Lu Hao, Yang Liuyan, Fan Yifan, Qian Xin, Liu Tong
State Key Laboratory of Pollution Control and Resources Reuse, School of the Environment, Nanjing University, Nanjing, 210023, China.
State Key Laboratory of Pollution Control and Resources Reuse, School of the Environment, Nanjing University, Nanjing, 210023, China.
Environ Res. 2022 Mar;204(Pt B):111940. doi: 10.1016/j.envres.2021.111940. Epub 2021 Sep 30.

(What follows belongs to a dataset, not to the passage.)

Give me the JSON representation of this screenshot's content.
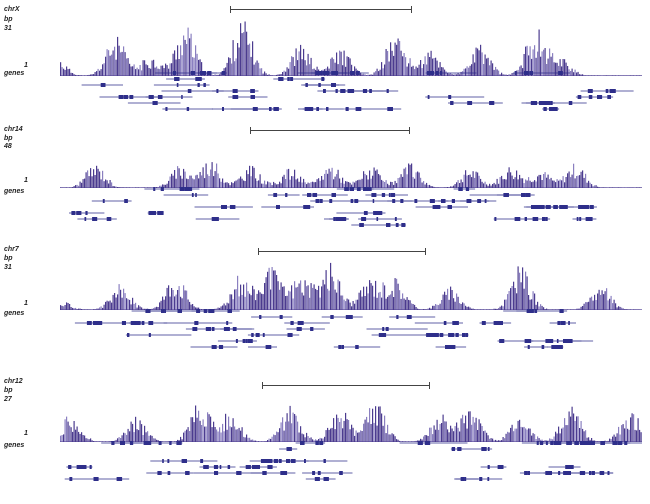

This study demonstrates the utility of internal nutrient loads as an additional parameter to improve the performance of machine learning models in predicting the temporal variations of aqueous TN and TP concentrations in Taihu Lake, a large shallow lake. Internal loads, as a potential input parameter for machine learning models, were estimated using a mass balance calculation. The results showed that between 2011 and 2018 the maximum monthly internal loads of nitrogen and phosphorus in Taihu Lake were 4200 t and 178 t, respectively. Monthly changes in the aqueous TN and TP concentrations of Taihu Lake did not correlate significantly with inflow loads whereas the correlations with estimated internal loads were positive and significant. Long short-term memory (LSTM), random forest (RF), and gradient boosting regression tree (GBRT) models were built, and for all of them the inclusion of internal loads in the input parameters improved their performance. LSTM model III, whose input parameters included both inflow loads and internal loads, had the best performance, based on a testing root mean square error of 0.11 mg TN/L and 0.017 mg TP/L. A 28 % decrease in the annual aqueous TP concentration in Taihu Lake in 2018 simulated by LSTM model III was achieved by lowering the average water level from 3.29 m to 2.99 m, suggesting a possible strategy to control the TP concentration in the lake. In summary, our study showed that aqueous TN and TP concentrations in shallow lakes can be simulated using machine learning, with LSTM models outperforming RF and GBRT models; in these models, internal loads should be included as an input parameter. Additionally, our study identified the water level as an important factor affecting the aqueous TP concentration in Taihu Lake.
本研究证明了内部营养负荷作为一个附加参数的效用,可用于提高机器学习模型预测大型浅水湖泊太湖水中总氮(TN)和总磷(TP)浓度时间变化的性能。内部负荷作为机器学习模型的一个潜在输入参数,通过质量平衡计算进行估算。结果表明,2011年至2018年期间,太湖氮和磷的最大月内部负荷分别为4200吨和178吨。太湖水中TN和TP浓度的月变化与入流负荷没有显著相关性,而与估算的内部负荷呈正相关且显著。构建了长短期记忆(LSTM)、随机森林(RF)和梯度提升回归树(GBRT)模型,对于所有这些模型,在输入参数中纳入内部负荷均提高了它们的性能。基于测试均方根误差为0.11mg TN/L和0.017mg TP/L,输入参数包括入流负荷和内部负荷的LSTM模型III表现最佳。通过将平均水位从3.29米降至2.99米,LSTM模型III模拟出2018年太湖年水中TP浓度下降了28%,这表明了一种控制湖泊中TP浓度的可能策略。总之,我们的研究表明,利用机器学习可以模拟浅水湖泊中的水中TN和TP浓度,LSTM模型优于RF和GBRT模型;在这些模型中,应将内部负荷作为输入参数纳入。此外,我们的研究确定水位是影响太湖水中TP浓度的一个重要因素。